Lisa Genova, a neuroscientist by training who originally self-published Still Alice, does a remarkable job of truly getting inside the mind and emotions of an Alzheimer's patient. She includes a lot of real information about the disease and its effects in ways that don't distract from the story, and she effectively captures its disruption and alteration of family, career, and daily life, but the fact that it's all told from Alice's perspective makes it unique and unforgettable. The reactions of Alice's family and colleagues to her condition rang true, but Genova makes the reader grasp Alice's own reactions too. The instances where the author "loops" an episode by repeating its opening paragraphs at the end, and when she frames Alice's behavior with someone else's response to it, do an especially good job of illustrating what's happening and making the reader connect with it.
I had held off on reading Still Alice because I was pretty sure it would be a difficult book for me, emotionally - and it was, but not quite in the way I expected it to be. It got under my skin, and I still think about it nearly a year later. It made me sad, although it didn't make me cry; but more than that, it scared the hell out of me. I was engrossed and moved by Alice's story, and I feel that it gave me a lot of insight into Alzheimer's that I didn't have before - but knowing more has made me more afraid of experiencing this than I was before, too. I'm just a few years younger than Alice, and not much younger than my mom was when she began to slip away - and I DO NOT WANT THIS to happen to me.

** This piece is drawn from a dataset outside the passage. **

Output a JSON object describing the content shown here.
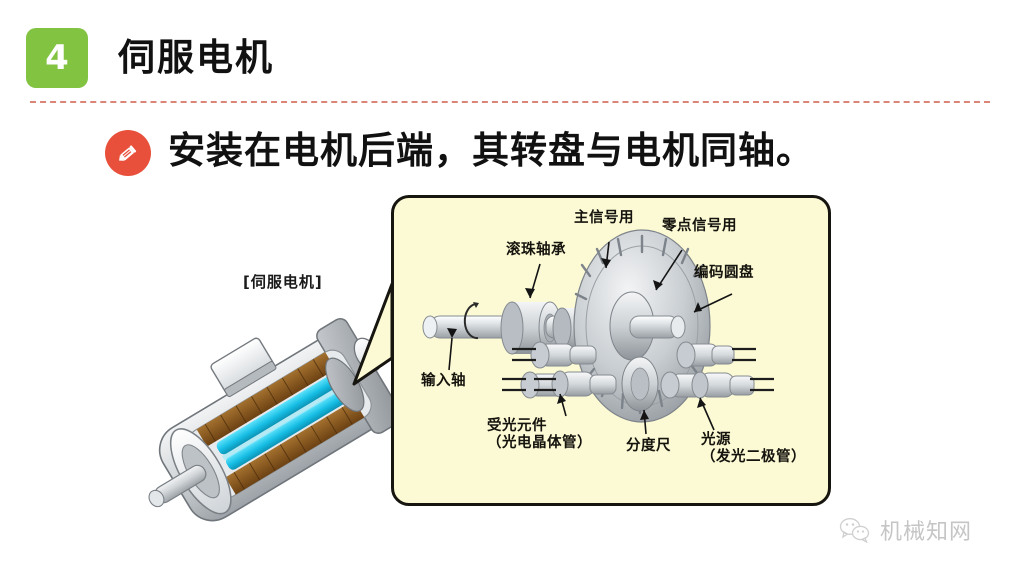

Alzheimer's became part of my family's life almost twenty years ago. It was never invited - it's an unwelcome visitor that doesn't leave until it gets what it came for. In our case, that was my mother.
The return of that visitor is one of my greatest fears, and I want to do whatever I can to keep it away.
There's one more thing I do to remember my mom every October. In addition to the reading and the blogging, I will once again be joining my sister, her children, our husbands, and my stepchildren (none of whom ever knew our mother) in the Alzheimer's Memory Walk to raise money for and awareness of this still-incurable, life-altering disease.
I'll be participating in my local Memory Walk on Saturday, October 23 in Thousand Oaks, California. If you're in the area - Ventura County, northern Los Angeles County, southern Central Coast - I hope you'll consider walking with us! If you can't do that, there are other ways to help fight this disease. Funds raised by Memory Walkers are used to support Alzheimer's research and assist Alzheimer's patients and their caregivers. Currently more than 5 million Americans have Alzheimer's, and 78 million baby boomers are at risk – unless we find a way to change the course of this disease.
I remember my mother every day, and I can't forget what took her away from us too soon.